Le encomendaron varias misiones. Las cumplió todas con diligencia y honradez. Pero brilló particularmente en las diplomáticas, para las que lo eligió Trajano, gran conocedor de los nombres. Su cualidad fundamental era, efectivamente, el «tacto». Basta leer la carta que escribió a su viejo preceptor Quintiliano, el gran jurista, para excusarse de no poder darle más e cincuenta mil sestercios (algo así como tres millones de liras) para la dote de su hija: parece que pida un favor en vez de ofrecer una limosna. Cuando le enviaban para alguna embajada o inspección, rechazaba honorarios, transportes y dietas, se llenaba las maletas de regalos para las esposas de los gobernar dores, de los generales y de los prefectos y se llevaba consigo, pagándolo de su bolsillo, a alguien con quien hablar de literatura; Suetonio, en general, porque sentía debilidad por él. Como que debido a su manía de escribir a todo el mundo, mantenía los «contactos» (que siempre ha sido una gran astucia en todos los tiempos), las invitaciones, doquiera llegase, le llovían sobre la cabeza. Respondía siempre por escrito:
Acepto tu invitación a comer, amigo, mas a condición de que me despidas pronto y me trates frugalmente. Que en torno a la mesa se trencen conversaciones filosóficas, pero que también de éstas gocemos con moderación
.
Con moderación
: he aquí su ética, su estética y su dietética. Plinio lo hizo todo con moderación: hasta el amor. Y con moderación habló de todo en sus cartas descriptivas al emperador, a los colegas, a los parientes, a los clientes. Estas cartas son lo mejor que nos queda de él y constituyen el testimonio tal vez más valioso de aquella sociedad y de sus costumbres.
ADRIANO
Nos cuesta, lo confesamos, admitir que un episodio tan fausto como el advenimiento al trono del más grande emperador de la Antigüedad, se debiera a una coincidencia fútil y más bien sucia como el adulterio. Y, sin embargo, Dión Casio da por cierto que fue elegido Adriano para ocupar el puesto de Trajano, muerto sin designar herederos, por un título solo: el de amante de la mujer de éste, Plotina.

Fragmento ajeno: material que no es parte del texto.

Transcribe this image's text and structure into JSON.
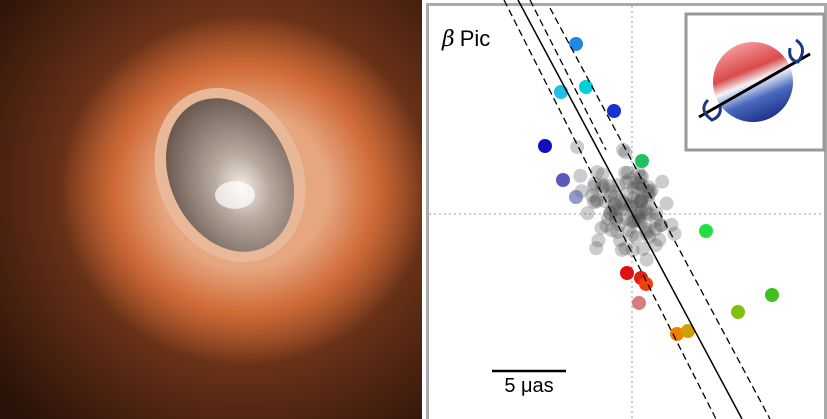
{
  "figure": {
    "label_symbol": "β",
    "label_text": "Pic",
    "scale_bar_label": "5 μas"
  }
}
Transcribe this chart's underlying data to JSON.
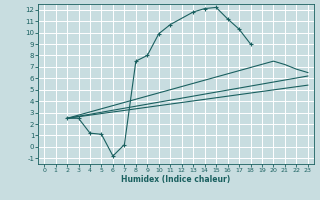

A los «se dice» hay que darles crédito hasta cierto punto, especialmente en cuestión de cuernos. Pero no cabe duda de que al menos una mano se la echó Plotina a Adriano para coronarle. Eran tía y sobrino, pero no consanguíneos, y, por otra parte, el parentesco, en Roma, no había jamás impedido ningún amor. Trajano y Adriano eran paisanos, pues habían nacido en la misma ciudad de España, Itálica. Y el segundo, que se llamaba Adriano porque su familia procedía de Adria y que era veinticuatro años más joven que su primo, amigo de la familia y tutor, fue a Roma llamado por éste. Era un muchacho lleno de vida, de curiosidad y de interés, que lo estudiaba todo con fervor: matemáticas, música, medicina, filosofía, literatura, escultura, geometría, y aprendía pronto. Trajano le dio por esposa a su sobrina Julia Sabina. Fue un matrimonio respetable y frío, del que no nacieron ni amor ni hijos. Sabina, esculturalmente hermosa pero carente de
sexappeal
, se lamentaba en voz baja de que su marido tuviese más tiempo para sus caballos y sus perros que para ella. Adriano se la llevaba consigo en sus viajes, la colmaba de atenciones, despidió a su propio secretario, Suetonio, porque un día habló de ella con poco respeto, pero de noche dormía solo.